Było kiedyś miasteczko całe z porcelany

Jakościowo nie gorsze od wyrobów z Miśni

na spodku w polne kwiaty ręcznie malowanym

lśnił barokowy pałac książąt Czartoryskich

Domy stały na rynku niczym filiżanki

z portretu dumnie patrzył naczelnik Kościuszko

a kto w porcelanowym dworze się pojawiał

w mig stawał się figurą czy raczej figurką

jak mlecznik połyskiwał klasztor franciszkanów

błękitnym ornamentem płynął potok Korczyk

pod szkliwem – w zwyczajowym miejscu dla sygnatur –

czuwało nad miasteczkiem oko opatrzności

piękny był w dawnych czasach Korzec na Wołyniu

chciałoby się mieć w zbiorach to wystawne cudo

niestety pewnej nocy ktoś szarpnął witryną

drzwiczki się otworzyły, miasteczko się stłukło

Jak widzimy do frazy – lśnił barokowy pałac książąt Czartoryskich wszystko idzie dobrze i nic jeszcze nie zapowiada tragedii. Wencel jednak, przekonany o tym, że nie musi rymować, wystarczy, by naszkicował pewną wizję, porzuca rytm wiersza i zaczyna robić coś czego Herbert nigdy by nie zrobił. Zaczyna naśladować kolejarskie przyśpiewki. Popatrzcie sami:

Kolejorz, kolejorz

upił się kolejorz

portki mu opadły

miasteczko się stłukło

Albo:

niestety pewnej nocy ktoś szarpnął witryną

drzwiczki się otworzyły, łołówek mu wyloz

Prawda, że podobne? I nie chce być inaczej, albowiem Wencel niczego więcej nie potrafi. Im zaś większym splendorem się go otacza tym on potrafi mniej. Nie będę Was dręczył innymi jego wierszami opublikowanymi w tygodniku Karnowskich. Chodzi mi o to, by unaocznić wszystkim, że ani połowy dalekomorskie nie tworzą same z siebie dobrej jakości w literaturze, ani też gawędy o światach, które minęły nie tworzą żadnej jakości w poezji. Więcej – one są wręcz bardzo niedobrą pokusą dla słabych poetów, którzy dewastując pamięć o nich, podtrzymują swój własny mit. Mit gdzieś tam przez jakiegoś funkcjonariusza zadekretowany, wpisany w grafik i obłożony gwarancjami. Słabi poeci karmią się wręcz takimi jakościami, jak Kresy, karmią się jak wampir krwią, albo świnia truflami. Poza wszystkim, uczciwy autor nigdy nie opisałby w ten sposób Korca. Wystarczy zerknąć na archiwalne zdjęcia tego miasteczka, by zorientować się jakie to było zadupie i jak beznadziejny klimat tam panował. Jeśli zaś idzie o fabrykę, dobrze by było zbadać dlaczego zainstalowano ją właśnie w tym miejscu.

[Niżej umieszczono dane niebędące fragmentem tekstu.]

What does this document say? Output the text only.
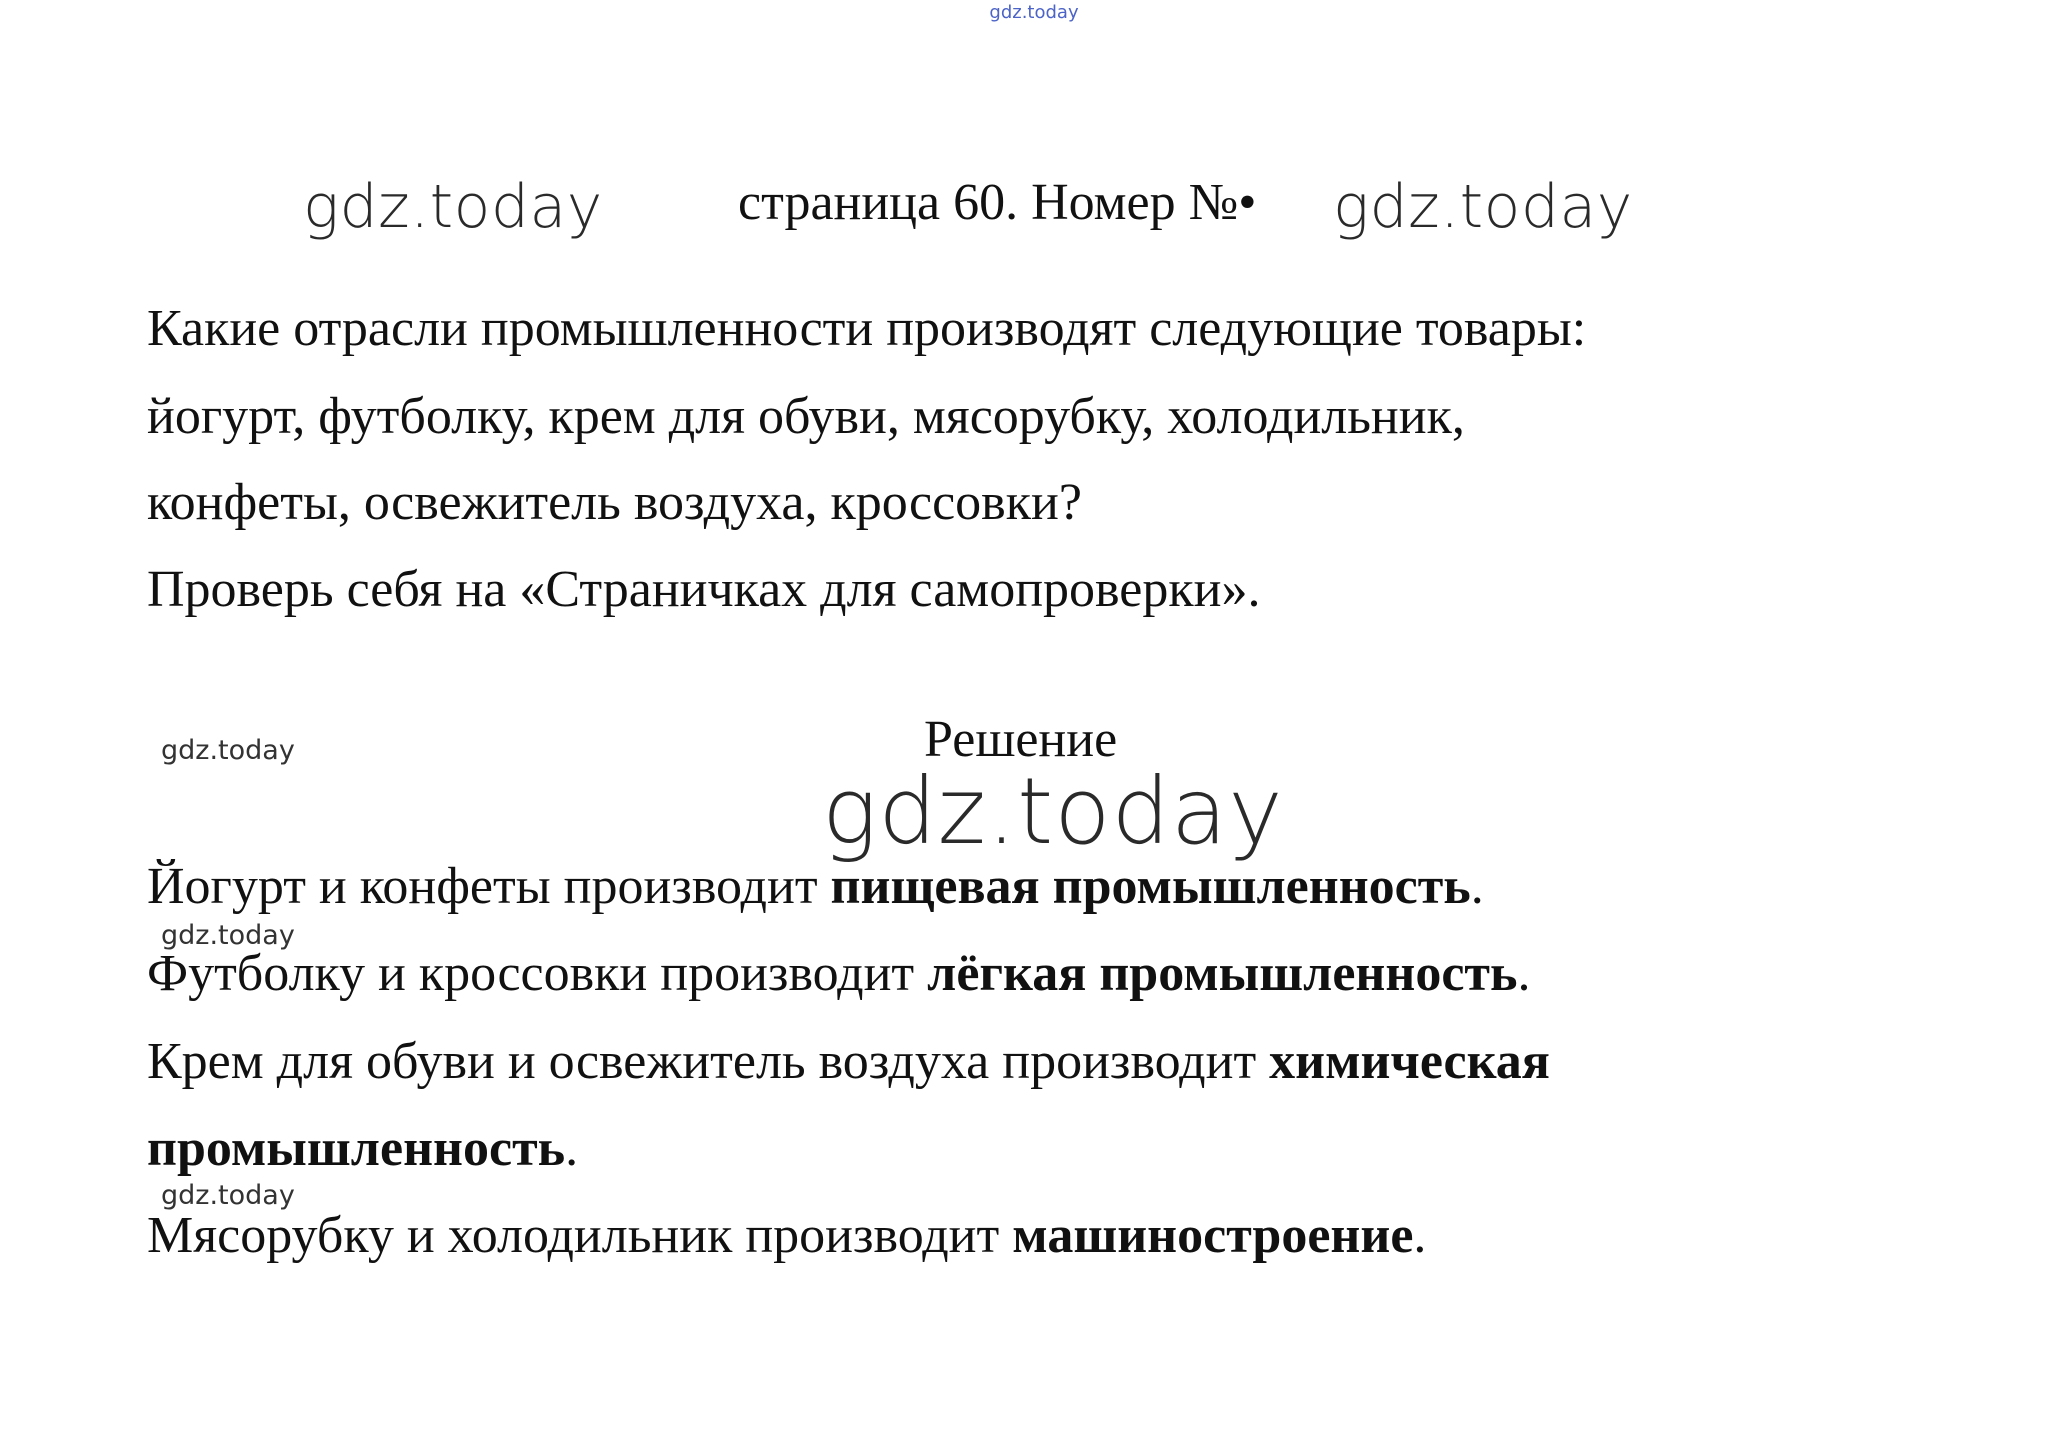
gdz.today
gdz.today	страница 60. Номер №• gdz.today
Какие отрасли промышленности производят следующие товары:
йогурт, футболку, крем для обуви, мясорубку, холодильник,
конфеты, освежитель воздуха, кроссовки?
Проверь себя на «Страничках для самопроверки».
gdz.today	Решение
gdz.today
Йогурт и конфеты производит пищевая промышленность.
gdz.today
Футболку и кроссовки производит лёгкая промышленность.
Крем для обуви и освежитель воздуха производит химическая
промышленность.
gdz.today
Мясорубку и холодильник производит машиностроение.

Wencel, jak wiemy, nie jest jedynym wrażliwym młodzieńcem czynnym na niwie literatury dzisiaj. On stoi na straży jakości poezji i pilnuje, żeby poezja za bardzo nie różniła się od kolejarskich przyśpiewek, a Zychowicz stoi na straży jakości literatury faktu. Taki oto link przesłał mi wczoraj Dr. Wall https://www.facebook.com/ZychowiczPiotr/posts/1991609894441997?comment_id=1991776911091962&notif_id=1516984161754671&notif_t=comment_mention&ref=notif

Mamy tu dyskusję o nowej książce Zychowicza zatytułowanej „Skazy na pancerzach”. Czarne karty żołnierzy wyklętych”. Ja tę dyskusję jedynie przejrzałem, bo kiedy słucham Zychowicza, mam wrażenie, że jestem w trzeciej klasie podstawówki, na zastępstwo przyszła nowa pani i domaga się od nas piosenek. Ładnych, dziecięcych piosenek. No i na to wstaje Zychowicz i zaczyna śpiewać piosenkę do kolejarzach, to jest, chciałem rzec o wyklętych. My jednak nie siedzimy cicho – my wołamy, żeby przestał, bo to jest wstyd. On zaś mówi, że nie, że koniecznie trzeba objawić światu tę prawdę, iż kolejarze chlają. I za nic nie można go od tej myśli i tego czynu oderwać. Jak sądzicie dlaczego?

Spośród polemicznych wpisów upominających Zychowicza i tych, które wyrażają poparcie dla jego działalności, wybrałem dwa. W mojej ocenie najbardziej kretyńskie. Oto pierwszy:

Powstanie Warszawskie wynikło tydzień po ogłoszeniu reformy rolnej pozbawiającej majątków ziemskich „Panów Hrabiów” Dlatego „wyklęci mordowali chłopów – beneficjentów tych ziem.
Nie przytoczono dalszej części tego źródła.